Om te komen tot een bewezenverklaring van het onder 2 ten laste gelegde moet er sprake zijn van een wederrechtelijke toe-eigening van goederen die aan een ander, in dit geval aan [slachtoffer 1] en [slachtoffer 2] , toebehoorden. Vaststaat dat [slachtoffer 1] haar telefoon in de auto had en gebruikte, dat deze telefoon door verdachte is afgepakt, dat hij haar de telefoon niet wilde teruggeven, en dat zij haar telefoon ook niet meer terug heeft gekregen. Op basis van deze vaststellingen acht de rechtbank wettig en overtuigend bewezen dat verdachte zich de telefoon van [slachtoffer 1] wederrechtelijk heeft toegeëigend.
Voor de andere goederen ligt dat anders. De rechtbank is van oordeel dat niet is vast komen te staan dat verdachte de andere eigendommen van [slachtoffer 1] en [slachtoffer 2] heeft weggenomen dan wel dat hij zich deze wilde toe-eigenen. Uit het dossier blijkt immers alleen dat [slachtoffer 2] en [slachtoffer 1] de spullen uiteindelijk niet meer hadden, maar niet waar, wanneer of hoe zij die zijn kwijtgeraakt en of verdachte daar een aandeel in had. De rechtbank heeft geen aanwijzingen gevonden dat verdachte daarin enige rol heeft vervuld.
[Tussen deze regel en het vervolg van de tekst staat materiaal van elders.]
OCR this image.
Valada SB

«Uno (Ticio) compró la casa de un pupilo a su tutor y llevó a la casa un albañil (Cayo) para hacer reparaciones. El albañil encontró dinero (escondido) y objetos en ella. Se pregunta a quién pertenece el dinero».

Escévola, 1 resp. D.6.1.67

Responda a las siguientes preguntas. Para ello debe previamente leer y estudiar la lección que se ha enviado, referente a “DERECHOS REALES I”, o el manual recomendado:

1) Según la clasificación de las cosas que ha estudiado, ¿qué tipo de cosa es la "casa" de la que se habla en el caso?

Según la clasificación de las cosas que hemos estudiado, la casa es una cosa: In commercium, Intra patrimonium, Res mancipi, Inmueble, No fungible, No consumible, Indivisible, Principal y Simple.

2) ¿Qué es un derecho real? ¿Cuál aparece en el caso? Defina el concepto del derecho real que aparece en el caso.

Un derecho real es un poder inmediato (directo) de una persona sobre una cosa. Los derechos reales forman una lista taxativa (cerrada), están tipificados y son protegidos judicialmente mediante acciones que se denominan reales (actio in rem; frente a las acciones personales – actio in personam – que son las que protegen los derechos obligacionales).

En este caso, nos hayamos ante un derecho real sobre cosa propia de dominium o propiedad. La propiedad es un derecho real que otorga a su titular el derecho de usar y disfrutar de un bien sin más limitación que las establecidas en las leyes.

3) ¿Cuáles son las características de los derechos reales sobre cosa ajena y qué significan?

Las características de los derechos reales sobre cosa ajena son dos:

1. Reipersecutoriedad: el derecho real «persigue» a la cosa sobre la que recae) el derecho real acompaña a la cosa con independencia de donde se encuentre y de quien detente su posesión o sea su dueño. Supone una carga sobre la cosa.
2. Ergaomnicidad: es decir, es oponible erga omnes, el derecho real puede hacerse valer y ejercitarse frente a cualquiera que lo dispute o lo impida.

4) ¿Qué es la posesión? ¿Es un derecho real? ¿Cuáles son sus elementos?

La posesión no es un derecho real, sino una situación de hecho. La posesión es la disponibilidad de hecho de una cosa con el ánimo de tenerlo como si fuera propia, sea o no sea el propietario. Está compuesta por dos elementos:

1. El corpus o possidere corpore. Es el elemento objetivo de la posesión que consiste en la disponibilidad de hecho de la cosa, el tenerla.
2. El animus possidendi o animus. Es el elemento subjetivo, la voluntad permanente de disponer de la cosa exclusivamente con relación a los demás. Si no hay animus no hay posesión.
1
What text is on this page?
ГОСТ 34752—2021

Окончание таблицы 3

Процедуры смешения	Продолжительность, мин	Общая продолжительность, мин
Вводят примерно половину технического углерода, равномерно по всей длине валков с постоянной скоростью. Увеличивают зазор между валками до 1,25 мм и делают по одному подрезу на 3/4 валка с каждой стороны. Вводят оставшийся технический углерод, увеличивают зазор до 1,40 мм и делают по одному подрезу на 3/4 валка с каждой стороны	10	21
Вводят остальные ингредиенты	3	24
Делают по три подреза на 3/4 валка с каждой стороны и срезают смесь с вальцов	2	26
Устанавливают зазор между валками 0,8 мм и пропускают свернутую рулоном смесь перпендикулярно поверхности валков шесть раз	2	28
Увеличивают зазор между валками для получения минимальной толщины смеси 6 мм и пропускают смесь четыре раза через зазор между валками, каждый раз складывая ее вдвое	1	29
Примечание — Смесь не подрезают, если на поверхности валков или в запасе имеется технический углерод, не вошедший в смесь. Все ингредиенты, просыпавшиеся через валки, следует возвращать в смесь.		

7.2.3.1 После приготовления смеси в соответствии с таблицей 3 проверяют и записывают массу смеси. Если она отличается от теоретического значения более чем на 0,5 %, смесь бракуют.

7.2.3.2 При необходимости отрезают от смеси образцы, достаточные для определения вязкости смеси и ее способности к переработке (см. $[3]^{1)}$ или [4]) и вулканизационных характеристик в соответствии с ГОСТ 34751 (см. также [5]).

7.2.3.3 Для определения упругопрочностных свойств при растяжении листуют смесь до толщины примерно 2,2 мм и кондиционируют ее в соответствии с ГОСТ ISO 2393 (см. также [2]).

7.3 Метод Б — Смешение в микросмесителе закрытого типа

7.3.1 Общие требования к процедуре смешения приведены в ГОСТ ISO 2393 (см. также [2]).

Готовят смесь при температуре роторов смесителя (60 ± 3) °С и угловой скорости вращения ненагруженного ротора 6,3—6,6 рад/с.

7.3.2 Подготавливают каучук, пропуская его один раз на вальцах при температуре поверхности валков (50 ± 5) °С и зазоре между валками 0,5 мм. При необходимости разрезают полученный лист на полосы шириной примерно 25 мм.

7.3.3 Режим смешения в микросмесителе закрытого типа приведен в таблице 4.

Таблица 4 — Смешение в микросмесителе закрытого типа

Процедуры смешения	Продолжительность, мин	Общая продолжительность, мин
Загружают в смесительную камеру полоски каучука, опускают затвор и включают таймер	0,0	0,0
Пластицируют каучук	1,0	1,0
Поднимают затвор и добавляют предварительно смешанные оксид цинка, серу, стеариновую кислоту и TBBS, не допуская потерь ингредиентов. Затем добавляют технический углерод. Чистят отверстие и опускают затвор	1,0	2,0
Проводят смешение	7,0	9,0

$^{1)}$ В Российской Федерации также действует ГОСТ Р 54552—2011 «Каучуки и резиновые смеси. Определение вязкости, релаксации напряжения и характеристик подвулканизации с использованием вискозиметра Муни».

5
De rechtbank is gelet hierop van oordeel dat wettig en overtuigend is bewezen dat verdachte de telefoon van [slachtoffer 1] heeft gestolen.
Om tot bewezenverklaring van het plegen van ontuchtige handelingen te komen, moet vast komen te staan dat verdachte de handelingen heeft verricht én dat hij dat bewust (met een seksuele intentie) heeft gedaan. Op basis van de twee aangiftes staat vast dat verdachte [slachtoffer 2] heeft aangeraakt. Maar de rechtbank is niet overtuigd van de seksuele intentie van verdachte bij de aanraking. Verdachte heeft verklaard dat het chaos was in de auto en dat er over en weer werd getrokken en geduwd. Hij wilde [slachtoffer 2] terugtrekken naar de achterbank en heeft haar bij haar heupen heeft vastgepakt. Uiteindelijk heeft hij haar een duw naar voren gegeven. Gelet op de chaos die het op dat moment in de auto was (volgens alle betrokkenen) is het niet onaannemelijk dat verdachte [slachtoffer 2] heeft willen duwen of terugtrekken en daarbij haar geslachtsdeel heeft aangeraakt. Omdat de rechtbank niet overtuigd is van een bewuste aanraking van de vagina door verdachte kan de ten laste gelegde aanranding niet wettig en overtuigend bewezen worden. De rechtbank spreek verdachte daarvan vrij.
In de chaos die is ontstaan in de auto is er over en weer geschreeuwd, getrokken en geduwd. Zowel [slachtoffer 1] als [slachtoffer 2] hebben verwondingen opgelopen aan het lichaam. In het dossier bevinden zich foto’s van de verwondingen van zowel [slachtoffer 1] als [slachtoffer 2] . Ook hebben verdachte en [medeverdachte] [slachtoffer 1] met kracht uit de stilstaande auto het grindpad op gesleept.
Op basis van de vastgestelde feiten en omstandigheden is de rechtbank van oordeel dat wettig en overtuigend bewezen is dat verdachte [slachtoffer 2] en [slachtoffer 1] heeft mishandeld.